Des catégories de population enrichies vont s'organiser afin de défendre leurs intérêts. Les pouvoirs "traditionnels" en main des seigneurs ou de l'église vont être confrontés à la concurrence et au succès de modes d'expression politiques innovants. La chose est moins popularisée que "la démocratie Athénienne", mais cette période du moyen âge voit dans les villes des modes d'exercice du pouvoir qui s'approchent des principes du gouvernement représentatif. L'appartenance à une communauté, une commune, trouve son expression dans diverses formes que l'on peut nommer le "mouvement communal", établissant des "libertés urbaines", des "consulats", etc...
Si Béziers en 1209, ou Avignon en 1226, optent pour la résistance face à une armée entière, c'est notamment dans un souci de défense de ces prérogatives et libertés obtenues de haute lutte.
Les événements Narbonnais des années 1234-1236 sont bien entendu particuliers, mais à observer et analyser avec cette grille de lecture. Une partie de la population de la ville rejetant le pouvoir de l'archevêque, ressenti comme injuste.

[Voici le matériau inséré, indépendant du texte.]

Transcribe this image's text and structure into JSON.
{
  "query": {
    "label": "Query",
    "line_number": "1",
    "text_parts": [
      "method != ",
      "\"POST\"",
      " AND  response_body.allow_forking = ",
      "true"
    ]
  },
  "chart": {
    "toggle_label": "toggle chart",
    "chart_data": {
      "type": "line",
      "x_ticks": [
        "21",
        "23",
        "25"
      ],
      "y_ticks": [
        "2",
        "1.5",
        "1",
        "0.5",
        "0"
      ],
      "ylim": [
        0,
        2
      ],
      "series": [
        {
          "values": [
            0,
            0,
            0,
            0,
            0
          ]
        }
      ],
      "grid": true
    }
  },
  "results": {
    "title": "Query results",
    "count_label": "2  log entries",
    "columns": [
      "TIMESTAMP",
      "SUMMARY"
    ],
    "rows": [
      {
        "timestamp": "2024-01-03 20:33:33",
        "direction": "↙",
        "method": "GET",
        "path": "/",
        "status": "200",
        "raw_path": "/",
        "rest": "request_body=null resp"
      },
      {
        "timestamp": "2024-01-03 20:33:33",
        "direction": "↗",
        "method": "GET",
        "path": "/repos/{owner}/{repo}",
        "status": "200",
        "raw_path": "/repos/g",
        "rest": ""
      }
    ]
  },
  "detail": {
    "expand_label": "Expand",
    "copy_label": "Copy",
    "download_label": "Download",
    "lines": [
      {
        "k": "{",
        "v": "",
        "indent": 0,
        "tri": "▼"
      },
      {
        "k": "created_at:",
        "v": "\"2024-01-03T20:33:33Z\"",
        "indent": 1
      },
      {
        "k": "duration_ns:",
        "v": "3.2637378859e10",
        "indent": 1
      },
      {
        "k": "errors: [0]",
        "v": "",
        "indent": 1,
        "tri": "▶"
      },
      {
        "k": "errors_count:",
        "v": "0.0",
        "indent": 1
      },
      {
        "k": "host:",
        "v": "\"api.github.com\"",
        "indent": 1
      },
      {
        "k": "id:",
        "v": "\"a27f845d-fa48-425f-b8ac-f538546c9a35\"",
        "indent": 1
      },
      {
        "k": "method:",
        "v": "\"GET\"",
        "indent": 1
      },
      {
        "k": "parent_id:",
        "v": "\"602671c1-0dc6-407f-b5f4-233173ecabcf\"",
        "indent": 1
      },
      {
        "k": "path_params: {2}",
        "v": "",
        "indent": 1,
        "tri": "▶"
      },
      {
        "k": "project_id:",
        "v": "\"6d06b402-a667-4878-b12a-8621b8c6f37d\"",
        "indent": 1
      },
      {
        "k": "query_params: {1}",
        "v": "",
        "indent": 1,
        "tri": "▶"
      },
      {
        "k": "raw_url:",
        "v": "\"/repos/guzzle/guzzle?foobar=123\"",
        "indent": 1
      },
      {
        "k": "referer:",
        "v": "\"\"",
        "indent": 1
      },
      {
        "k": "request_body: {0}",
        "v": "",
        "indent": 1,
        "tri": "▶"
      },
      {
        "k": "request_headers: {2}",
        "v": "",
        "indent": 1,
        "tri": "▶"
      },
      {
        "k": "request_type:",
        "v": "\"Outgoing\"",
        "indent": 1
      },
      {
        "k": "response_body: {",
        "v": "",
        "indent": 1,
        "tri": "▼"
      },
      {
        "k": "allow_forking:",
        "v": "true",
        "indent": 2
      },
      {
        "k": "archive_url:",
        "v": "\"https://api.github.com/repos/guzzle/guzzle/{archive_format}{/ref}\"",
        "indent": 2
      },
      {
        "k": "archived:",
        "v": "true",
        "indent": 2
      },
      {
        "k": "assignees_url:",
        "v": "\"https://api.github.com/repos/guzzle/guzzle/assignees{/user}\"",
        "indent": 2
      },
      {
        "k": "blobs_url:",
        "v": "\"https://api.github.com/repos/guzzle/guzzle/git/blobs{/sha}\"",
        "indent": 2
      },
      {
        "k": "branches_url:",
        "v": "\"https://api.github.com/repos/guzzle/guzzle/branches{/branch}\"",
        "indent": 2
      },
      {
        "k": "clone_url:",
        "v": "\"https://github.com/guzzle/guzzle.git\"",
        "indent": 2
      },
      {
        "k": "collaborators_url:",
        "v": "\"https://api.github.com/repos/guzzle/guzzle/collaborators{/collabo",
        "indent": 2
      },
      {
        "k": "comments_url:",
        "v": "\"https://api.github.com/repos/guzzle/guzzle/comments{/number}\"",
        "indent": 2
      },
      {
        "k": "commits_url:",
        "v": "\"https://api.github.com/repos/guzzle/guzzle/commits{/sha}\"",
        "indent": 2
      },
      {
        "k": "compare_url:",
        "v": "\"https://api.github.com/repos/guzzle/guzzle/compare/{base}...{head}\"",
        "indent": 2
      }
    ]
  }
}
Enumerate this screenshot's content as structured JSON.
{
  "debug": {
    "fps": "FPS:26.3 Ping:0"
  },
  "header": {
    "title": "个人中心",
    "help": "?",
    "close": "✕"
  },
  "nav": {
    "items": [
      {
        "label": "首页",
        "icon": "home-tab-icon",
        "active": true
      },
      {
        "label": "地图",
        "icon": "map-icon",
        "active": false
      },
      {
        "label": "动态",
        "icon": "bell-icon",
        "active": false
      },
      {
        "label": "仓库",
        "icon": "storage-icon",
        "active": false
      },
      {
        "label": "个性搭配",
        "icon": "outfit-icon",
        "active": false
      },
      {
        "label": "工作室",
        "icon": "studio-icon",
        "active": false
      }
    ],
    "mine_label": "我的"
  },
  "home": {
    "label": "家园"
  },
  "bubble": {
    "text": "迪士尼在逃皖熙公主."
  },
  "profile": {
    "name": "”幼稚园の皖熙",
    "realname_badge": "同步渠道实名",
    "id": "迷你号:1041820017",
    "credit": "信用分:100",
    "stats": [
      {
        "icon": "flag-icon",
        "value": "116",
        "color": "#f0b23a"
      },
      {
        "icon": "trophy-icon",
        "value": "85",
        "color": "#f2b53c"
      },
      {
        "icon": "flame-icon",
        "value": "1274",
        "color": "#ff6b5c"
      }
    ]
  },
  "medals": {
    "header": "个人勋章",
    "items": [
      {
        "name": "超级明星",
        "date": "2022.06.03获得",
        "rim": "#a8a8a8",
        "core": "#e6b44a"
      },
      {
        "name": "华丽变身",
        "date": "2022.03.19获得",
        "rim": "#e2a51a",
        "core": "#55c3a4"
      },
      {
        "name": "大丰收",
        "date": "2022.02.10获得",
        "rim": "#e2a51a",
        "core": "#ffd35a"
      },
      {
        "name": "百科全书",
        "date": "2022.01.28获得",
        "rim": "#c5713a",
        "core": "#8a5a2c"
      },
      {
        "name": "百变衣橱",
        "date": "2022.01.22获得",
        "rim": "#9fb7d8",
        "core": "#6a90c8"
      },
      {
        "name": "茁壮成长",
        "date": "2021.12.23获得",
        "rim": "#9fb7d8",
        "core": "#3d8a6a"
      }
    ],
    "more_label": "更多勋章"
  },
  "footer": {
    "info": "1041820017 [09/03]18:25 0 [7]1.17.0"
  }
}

Narbonne n'a pas de consuls, au contraire de Toulouse
(image d'illustration, XIV°, les capitouls de Toulouse)
Extrait de la carte du diocèse dressée par Guillaume Lafont pour Monseigneur le Goux de la Berchère, 1704, AMN 1 Fi 115 Ce plan avec fortifications modernes donne une idée de l'importance équivalente des deux quartiers antagonistes de la cité (NE) et du bourg (SO).
Narbonne au début du XIIIe siècle
Fille de Rome à l'antiquité, la ville de Narbonne n'a pas subi de dépeuplement, mais son importance relative a décliné suite à la chute de l'empire romain. Les habitants du noyau antique ont transformé leur ville au gré des siècles, ce qui explique l'absence de vestiges antiques monumentaux.
Ce cœur de ville, au nord-est du fleuve Aude (actuellement canal de la Robine) accueille à l'époque médiévale les résidences de pouvoir : celle du Vicomte, celle de l'archevêque. C'est "la cité". Habitée notablement par les proches de l'archevêque et du vicomte.
La rive sud-ouest a vu le développement du quartier nommé "le bourg". Avec son marché, c'est plus particulièrement le lieu de résidence des commerçants et artisans, quand "la cité" a plutôt une fonction administrative.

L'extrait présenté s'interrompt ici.